Defending his IS-LMism from the critique put forward by e. g. Hyman Minsky and yours truly, Paul Krugman writes:

When people like me use something like IS-LM, we’re not imagining that the IS curve is fixed in position for ever after. It’s a ceteris paribus thing, just like supply and demand.

But that is actually just another major problem with the Hicksian construction! As Hans Albert so perspicaciously writes:

The law of demand is an essential component of the theory of consumer market behavior. With this law, a specific procedural pattern of price-dependent demand is not postulated, that is, a certain demand function, but only the general form that such a function ought to have. The quantity of the good demanded by the consumers is namely characterized as a monotone-decreasing function of its price.

The law appears prima facie to predicate a relatively simple and easily testable relationship and thus to have a fair amount of content. However, upon closer examination, this impression fades. As is well known, the law is usually tagged with a clause that entails numerous interpretation problems: the ceteris paribus clause … The ceteris paribus clause is not a relatively insignificant addition, which might be ignored. Rather, it can be viewed as an integral element of the law of demand itself. However, that would entail that theoreticians who interpret the clause differently de facto have different laws of demand in mind, maybe even laws that are incompatible with each other …

Bringing this to bear on our law of demand, the consequence is that … if the factors that are to be left constant remain undetermined, as not so rarely happens, then the law of demand under question is fully immunized to facts, because every case which initially appears contrary must, in the final analysis, be shown to be compatible with this law. The clause here produces something of an absolute alibi, since, for every apparently deviating behavior, some altered factors can be made responsible. This makes the statement untestable, and its informational content decreases to zero.

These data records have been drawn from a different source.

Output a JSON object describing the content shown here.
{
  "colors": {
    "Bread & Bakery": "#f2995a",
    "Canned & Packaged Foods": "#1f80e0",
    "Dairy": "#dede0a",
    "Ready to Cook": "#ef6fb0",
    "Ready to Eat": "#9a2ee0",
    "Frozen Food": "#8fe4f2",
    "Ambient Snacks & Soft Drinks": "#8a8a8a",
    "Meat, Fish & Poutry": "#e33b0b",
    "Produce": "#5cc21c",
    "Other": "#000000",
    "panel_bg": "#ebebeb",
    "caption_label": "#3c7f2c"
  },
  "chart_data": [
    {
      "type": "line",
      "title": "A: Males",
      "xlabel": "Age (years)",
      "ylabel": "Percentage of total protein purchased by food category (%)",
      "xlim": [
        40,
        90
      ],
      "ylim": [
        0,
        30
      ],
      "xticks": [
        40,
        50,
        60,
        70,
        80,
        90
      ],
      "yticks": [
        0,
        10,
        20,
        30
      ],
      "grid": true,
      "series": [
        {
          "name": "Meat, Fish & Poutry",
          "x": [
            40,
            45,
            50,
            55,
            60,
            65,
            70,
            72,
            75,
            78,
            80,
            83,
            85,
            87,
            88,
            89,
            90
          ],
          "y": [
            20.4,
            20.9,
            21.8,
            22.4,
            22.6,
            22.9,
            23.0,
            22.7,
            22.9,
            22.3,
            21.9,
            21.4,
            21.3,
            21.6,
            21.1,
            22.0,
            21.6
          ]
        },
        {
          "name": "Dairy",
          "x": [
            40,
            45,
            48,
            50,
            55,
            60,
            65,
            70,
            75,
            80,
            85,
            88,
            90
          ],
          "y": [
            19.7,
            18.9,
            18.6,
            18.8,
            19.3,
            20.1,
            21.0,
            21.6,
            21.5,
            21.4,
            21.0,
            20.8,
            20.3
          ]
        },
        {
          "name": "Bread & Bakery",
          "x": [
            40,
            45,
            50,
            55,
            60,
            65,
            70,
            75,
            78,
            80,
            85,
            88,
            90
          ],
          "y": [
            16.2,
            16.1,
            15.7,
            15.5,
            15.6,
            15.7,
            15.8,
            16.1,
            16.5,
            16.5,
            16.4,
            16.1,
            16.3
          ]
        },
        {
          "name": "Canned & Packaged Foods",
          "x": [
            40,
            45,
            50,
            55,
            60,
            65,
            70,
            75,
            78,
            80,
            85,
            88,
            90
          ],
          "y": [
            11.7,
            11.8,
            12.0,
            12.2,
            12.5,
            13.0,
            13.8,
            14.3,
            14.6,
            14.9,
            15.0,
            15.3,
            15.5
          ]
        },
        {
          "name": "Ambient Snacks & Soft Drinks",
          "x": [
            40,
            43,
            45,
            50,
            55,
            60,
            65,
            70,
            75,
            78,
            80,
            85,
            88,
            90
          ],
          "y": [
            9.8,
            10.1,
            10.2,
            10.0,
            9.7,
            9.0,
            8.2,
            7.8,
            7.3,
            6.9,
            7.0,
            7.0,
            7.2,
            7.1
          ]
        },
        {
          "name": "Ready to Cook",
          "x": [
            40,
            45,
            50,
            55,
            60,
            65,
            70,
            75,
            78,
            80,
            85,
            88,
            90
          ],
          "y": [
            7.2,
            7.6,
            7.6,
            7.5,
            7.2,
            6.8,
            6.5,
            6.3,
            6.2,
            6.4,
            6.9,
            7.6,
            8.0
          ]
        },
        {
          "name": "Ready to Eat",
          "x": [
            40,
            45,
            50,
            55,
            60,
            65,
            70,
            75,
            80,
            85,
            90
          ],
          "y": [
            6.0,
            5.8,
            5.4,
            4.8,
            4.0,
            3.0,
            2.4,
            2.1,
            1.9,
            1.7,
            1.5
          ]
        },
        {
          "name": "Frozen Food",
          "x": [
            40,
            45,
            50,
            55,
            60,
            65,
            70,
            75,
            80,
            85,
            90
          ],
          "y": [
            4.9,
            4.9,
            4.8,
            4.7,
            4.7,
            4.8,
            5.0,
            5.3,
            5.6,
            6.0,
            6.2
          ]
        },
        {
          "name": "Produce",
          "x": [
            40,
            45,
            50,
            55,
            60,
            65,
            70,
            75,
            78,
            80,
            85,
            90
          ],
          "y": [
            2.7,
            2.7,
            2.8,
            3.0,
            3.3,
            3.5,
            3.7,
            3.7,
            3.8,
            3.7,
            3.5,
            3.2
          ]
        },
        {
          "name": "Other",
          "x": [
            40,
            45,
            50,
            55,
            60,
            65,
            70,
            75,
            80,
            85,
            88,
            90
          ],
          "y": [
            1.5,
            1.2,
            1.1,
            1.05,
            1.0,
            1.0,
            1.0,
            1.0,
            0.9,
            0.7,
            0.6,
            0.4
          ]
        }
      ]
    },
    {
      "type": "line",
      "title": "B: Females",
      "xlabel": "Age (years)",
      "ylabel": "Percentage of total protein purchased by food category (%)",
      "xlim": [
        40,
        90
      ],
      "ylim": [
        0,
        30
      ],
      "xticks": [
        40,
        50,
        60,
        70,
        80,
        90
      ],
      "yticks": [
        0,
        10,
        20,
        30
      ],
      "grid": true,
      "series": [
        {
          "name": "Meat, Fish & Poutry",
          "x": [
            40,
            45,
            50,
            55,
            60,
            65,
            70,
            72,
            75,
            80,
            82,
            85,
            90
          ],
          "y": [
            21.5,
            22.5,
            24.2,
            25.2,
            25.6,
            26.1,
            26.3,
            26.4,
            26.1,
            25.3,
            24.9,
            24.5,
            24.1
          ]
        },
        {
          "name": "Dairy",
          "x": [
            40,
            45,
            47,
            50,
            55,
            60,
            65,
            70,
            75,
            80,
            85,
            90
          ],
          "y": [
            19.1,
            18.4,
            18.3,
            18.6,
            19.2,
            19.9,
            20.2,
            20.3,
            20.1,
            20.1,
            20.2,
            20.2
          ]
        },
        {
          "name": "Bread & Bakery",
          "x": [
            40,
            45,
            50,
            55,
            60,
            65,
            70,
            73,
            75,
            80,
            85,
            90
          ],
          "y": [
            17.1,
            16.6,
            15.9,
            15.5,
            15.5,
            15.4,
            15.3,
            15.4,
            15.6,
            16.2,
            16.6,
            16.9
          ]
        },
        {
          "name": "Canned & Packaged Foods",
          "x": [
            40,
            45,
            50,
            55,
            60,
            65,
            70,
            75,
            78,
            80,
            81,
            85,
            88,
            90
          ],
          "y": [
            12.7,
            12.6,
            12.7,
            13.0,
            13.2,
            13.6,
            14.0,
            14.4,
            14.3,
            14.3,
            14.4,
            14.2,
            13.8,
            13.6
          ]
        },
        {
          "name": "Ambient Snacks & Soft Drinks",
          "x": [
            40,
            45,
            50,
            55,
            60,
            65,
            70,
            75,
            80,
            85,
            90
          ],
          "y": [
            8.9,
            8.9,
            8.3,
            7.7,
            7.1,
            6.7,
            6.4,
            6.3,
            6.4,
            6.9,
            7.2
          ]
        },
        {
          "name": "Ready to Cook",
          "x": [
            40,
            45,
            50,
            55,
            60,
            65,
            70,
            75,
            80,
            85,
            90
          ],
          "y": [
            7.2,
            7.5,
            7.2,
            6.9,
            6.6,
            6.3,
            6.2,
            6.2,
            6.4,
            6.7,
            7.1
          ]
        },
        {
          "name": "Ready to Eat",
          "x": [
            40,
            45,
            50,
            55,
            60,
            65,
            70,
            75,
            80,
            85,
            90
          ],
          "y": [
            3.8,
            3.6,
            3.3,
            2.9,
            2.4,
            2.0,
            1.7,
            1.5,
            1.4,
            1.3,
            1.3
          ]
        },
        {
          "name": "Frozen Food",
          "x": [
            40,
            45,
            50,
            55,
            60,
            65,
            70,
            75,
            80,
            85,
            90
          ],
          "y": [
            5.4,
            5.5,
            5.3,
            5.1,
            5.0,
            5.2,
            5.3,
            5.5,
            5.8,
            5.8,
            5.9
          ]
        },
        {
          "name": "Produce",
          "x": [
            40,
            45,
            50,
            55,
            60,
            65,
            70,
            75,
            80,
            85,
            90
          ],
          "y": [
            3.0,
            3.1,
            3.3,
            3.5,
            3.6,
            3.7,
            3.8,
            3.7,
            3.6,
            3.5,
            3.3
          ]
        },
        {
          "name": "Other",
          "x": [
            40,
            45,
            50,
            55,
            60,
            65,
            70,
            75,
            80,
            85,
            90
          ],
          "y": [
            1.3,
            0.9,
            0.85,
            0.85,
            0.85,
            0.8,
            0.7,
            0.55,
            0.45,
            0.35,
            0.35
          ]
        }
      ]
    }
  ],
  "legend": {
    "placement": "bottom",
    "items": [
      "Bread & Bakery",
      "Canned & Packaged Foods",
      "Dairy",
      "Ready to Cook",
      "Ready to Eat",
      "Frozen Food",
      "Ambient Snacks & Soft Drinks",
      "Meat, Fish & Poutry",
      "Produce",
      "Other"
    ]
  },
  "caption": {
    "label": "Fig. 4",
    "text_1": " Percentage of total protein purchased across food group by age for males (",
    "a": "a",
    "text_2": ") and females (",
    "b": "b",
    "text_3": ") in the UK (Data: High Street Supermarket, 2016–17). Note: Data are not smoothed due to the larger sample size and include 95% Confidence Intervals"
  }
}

  1. Lars, surely a much wider range of models are ‘relevant’. For example, are not both models that show that austerity is a good thing and models that show it to be a bad thing both relevant. If they are both ‘ceteris paribus’ then we can think about which things might actually hold steady in practice.

    Actually, I think that in economics there is often a possibly more significant distinction between short-run and long-run effects.

  2. Dave, these models do not “show” (a favourite but meaningless verb of those that propagate them) anything. To understand, for example, how you get a liquidity trap you need to the history in each case. A major cause is deflationary psychology, or uncertainty. Another cause can be, as in Japan, financial amalgamation after a crisis where depositors move their cash to larger banks, but smaller businesses dependent once dependent on smaller institutions, cannot access funding. MP in such cases is largely pushing on a string. None of this you can see with gimmicky models that are pure geometric and algebraic decoration.

    • Nanikore, My meaning would have been clearer if had have said ‘seems to show that’. A slight excuse, perhaps, is that ‘show’ is only ever about appearances, as when a magician ‘shows’ you something. I habitually use a word like ‘prove’ or ‘show beyond doubt’ if I mean something stronger.

      Your examples are perhaps more important. I agree with you, Keynes and Lars if you are saying that some (many?) models seem to be used by some (many?) economists in much the same way as magicians use their props – or perhaps they are simply mis-educated or incompetent.

      In your examples the uncertainty would – according to Lars’ definition – rule our the possibility of any ‘relevant’ mathematics. Yet in the ordinary sense of the word, Keynes’ Treatise and Game Theory are surely both relevant, even if they are not as comprehensible or comprehensive as we would like.

      Magicians often use cloths in their deceptions, and their usage is not relevant to drying dishes. So should we give up the use of cloths to dry dishes?